SPANISH officials are glowing this week about the capture of Spain's most wanted fugitive. But the glow may be dimmed if the accused embezzler of an estimated $40 million makes new allegations against the beleaguered Socialist government.
Luis Roldan, former head of the Civil Guard -- the country's national police force -- and Socialist Party member, fled the country last April after being accused of taking kickbacks and stealing from a Civil Guard fund for terrorism victims.
His capture in Laos ended a nearly year-long search spanning 12 countries. With a civil servant salary of just over $55,000 a year, Mr. Roldan, who claims to have inherited money from his cabdriver father, is said to have amassed a fortune in property, and still have enough to lavish expensive gifts on his wife and mistresses.
Roldan's capture could give Spain's Socialist government a brief respite from the wave of corruption scandals that have threatened the political survival of Prime Minister Felipe Gonzalez, and prompted comparisons of institutional corruption on the scale of Italy.
Some political analysts point out that such corruption is relatively new in Spain, a country that was under the dictatorship of Gen. Francisco Franco for nearly 45 years until his death in 1975.
''If you lump together political corruption in Spain and Italy, you have to prove that Spain has totally broken down or is on the eve of doing it,'' says Ramon Cotarelo Garcia, political science professor at Madrid's Complutense University. ''I would say that the political situation remains pretty stable.''
Judge on the move
But like Italy, Spain has had its own crusading judge -- Baltasar Garzon -- who has jailed a number of security force members over allegations that they ran a clandestine paramilitary force that attacked suspected members of the Basque separatist group Basque Homeland and Liberty. More than 700 people have been killed in the group's 26-year militant campaign for an independent Basque country.
The allegations stem from two former members of national security forces, Jose Amedo and Michel Dominguez, convicted in 1991 of conspiracy to commit murder in connection with the activities of the Anti-Terrorist Liberation Group, known as GAL. Based on their evidence, a half-dozen former national security officials have been jailed without bond.
The GAL case languished for years until Mr. Amedo and Mr. Dominguez blew the whistle on their superiors. Those revelations coincided with the downfall of Mario Conde, head of the Spanish bank Banesto, who was jailed for his role in its downfall.
The flamboyant Mr. Conde allegedly pocketed millions of dollars in shareholder funds. Conde, who had repeatedly hinted about his political ambitions, has said the government takeover of the near-bankrupt Banesto in December 1993 was designed to halt his political career.
Unemployment high, too
All the scandals might not be so bad for Spain if the country's economic front wasn't so dismal. But given that Spain is still struggling to overcome its worst recession in 30 years, and has an estimated unemployment rate of 24 percent, Spaniards don't need much of an excuse to distrust the government.

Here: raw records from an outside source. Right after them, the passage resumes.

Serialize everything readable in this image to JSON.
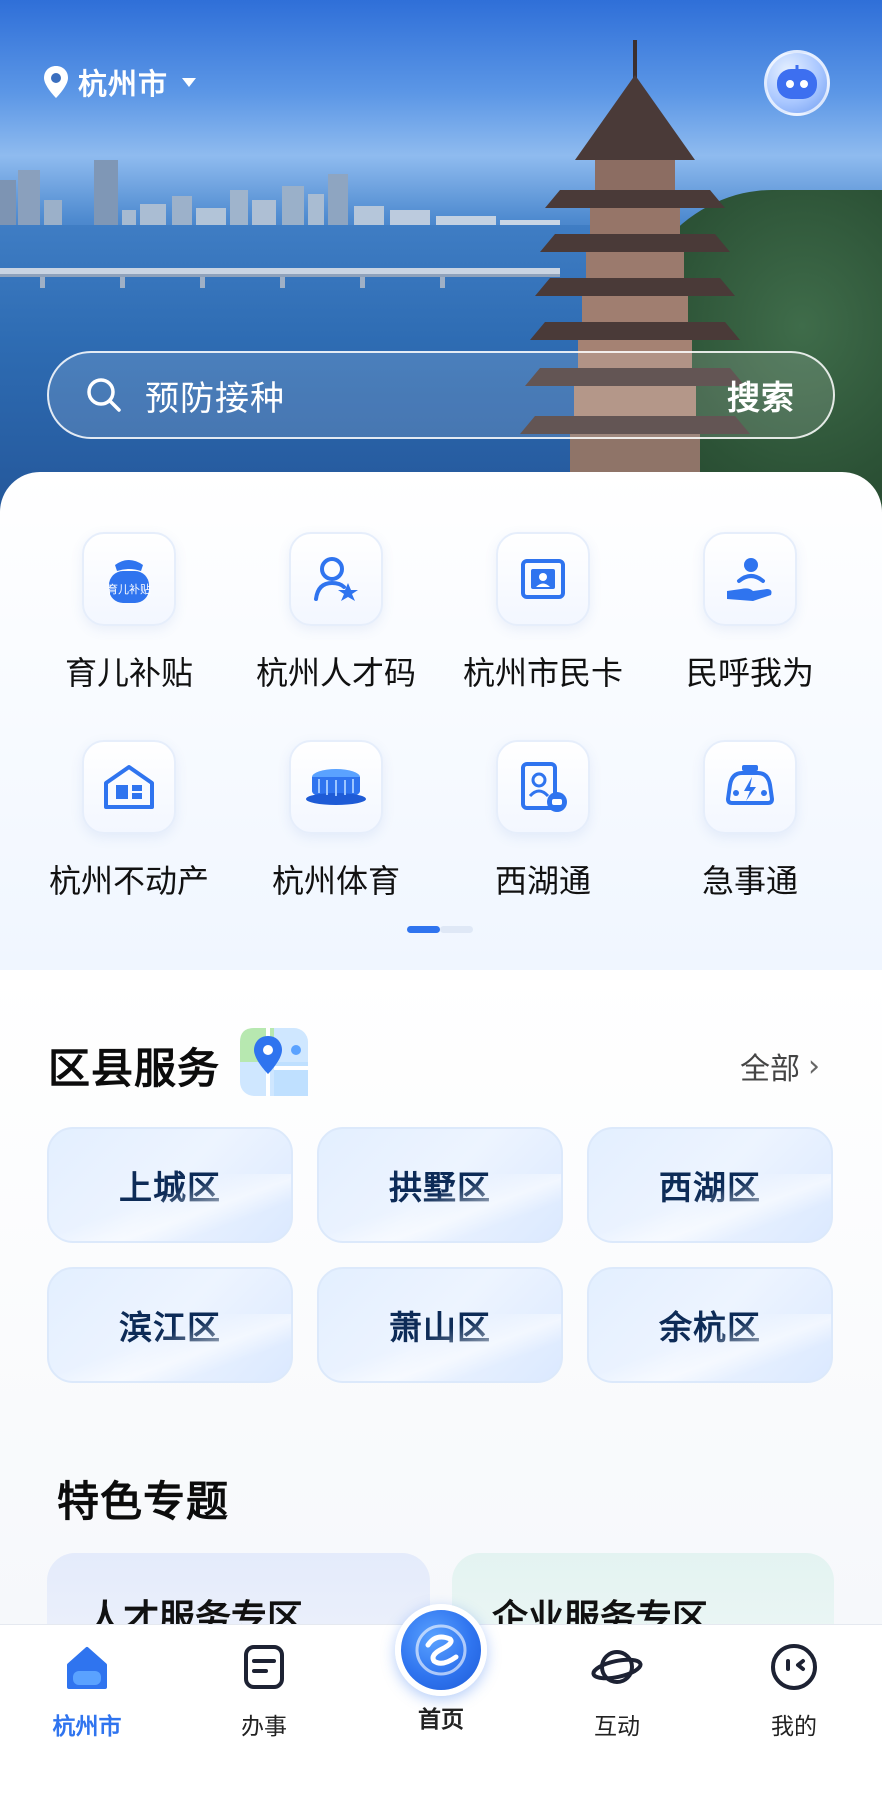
{
  "header": {
    "city": "杭州市",
    "location_icon": "location-pin-icon",
    "assistant_icon": "robot-assistant-icon"
  },
  "search": {
    "placeholder": "预防接种",
    "button": "搜索"
  },
  "quick_services": [
    {
      "label": "育儿补贴",
      "icon": "childcare-subsidy-bag-icon",
      "badge": "育儿补贴"
    },
    {
      "label": "杭州人才码",
      "icon": "talent-person-star-icon"
    },
    {
      "label": "杭州市民卡",
      "icon": "citizen-card-icon"
    },
    {
      "label": "民呼我为",
      "icon": "helping-hand-icon"
    },
    {
      "label": "杭州不动产",
      "icon": "real-estate-house-icon"
    },
    {
      "label": "杭州体育",
      "icon": "stadium-icon"
    },
    {
      "label": "西湖通",
      "icon": "westlake-id-card-icon"
    },
    {
      "label": "急事通",
      "icon": "emergency-car-icon"
    }
  ],
  "pager": {
    "pages": 2,
    "active": 1
  },
  "districts": {
    "title": "区县服务",
    "all_label": "全部",
    "items": [
      "上城区",
      "拱墅区",
      "西湖区",
      "滨江区",
      "萧山区",
      "余杭区"
    ]
  },
  "featured": {
    "title": "特色专题",
    "cards": [
      "人才服务专区",
      "企业服务专区"
    ]
  },
  "tabbar": {
    "items": [
      {
        "label": "杭州市",
        "icon": "city-home-icon",
        "active": true
      },
      {
        "label": "办事",
        "icon": "document-icon",
        "active": false
      },
      {
        "label": "首页",
        "icon": "home-logo-icon",
        "active": false
      },
      {
        "label": "互动",
        "icon": "planet-icon",
        "active": false
      },
      {
        "label": "我的",
        "icon": "smiley-face-icon",
        "active": false
      }
    ]
  },
  "colors": {
    "accent": "#2f74ef",
    "district_text": "#0d2b57"
  }
}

The turmoil may put the conservative opposition party, the People's Party, in position to grab the reins from the Socialists. But the municipal elections in May are not easy to predict, because while voters appear disgusted with the Socialists, they may be reluctant to go with the conservatives, given Spain's not-so-distant dictatorship past.
The scandals have damaged the Gonzalez government, but the justice department's free hand in tackling the case is evidence that the justice system can work. Roldan's capture was generally hailed as a sign this trend will contine.
''I would say this is good for everybody,'' says Complutense's Cotarelo Garcia. ''People have to get used to the idea that political ideas don't guarantee ethical standards. Moral and ethical standards have to be safeguarded by legal means. This has been a rough lesson.''
As for the future of the prime minister, despite whatever allegations Roldan comes up with, Gonzalez has already proved he's a survivor. At a time Socialist leaders throughout Europe were being thrown out of power, he managed to get reelected in 1993 even after the biggest scandal of his career. Senior party members were found to have set up a group of companies to do nonexistent consultancy work in order to funnel the funds -- an estimated $10 million -- back into the party.
Gonzalez's strategy appears to be to try and survive an anticipated poor showing in upcoming municipal elections and hang on until he takes over as rotating president of the European Union in July.
At that time, the EU presidency will thrust the prime minister into the center of the world stage for the first time since the 1992 Olympics in Barcelona. And if the Gonzalez presidency coincides with strong economic growth in Spain, it could help Spaniards forget this legacy of corruption.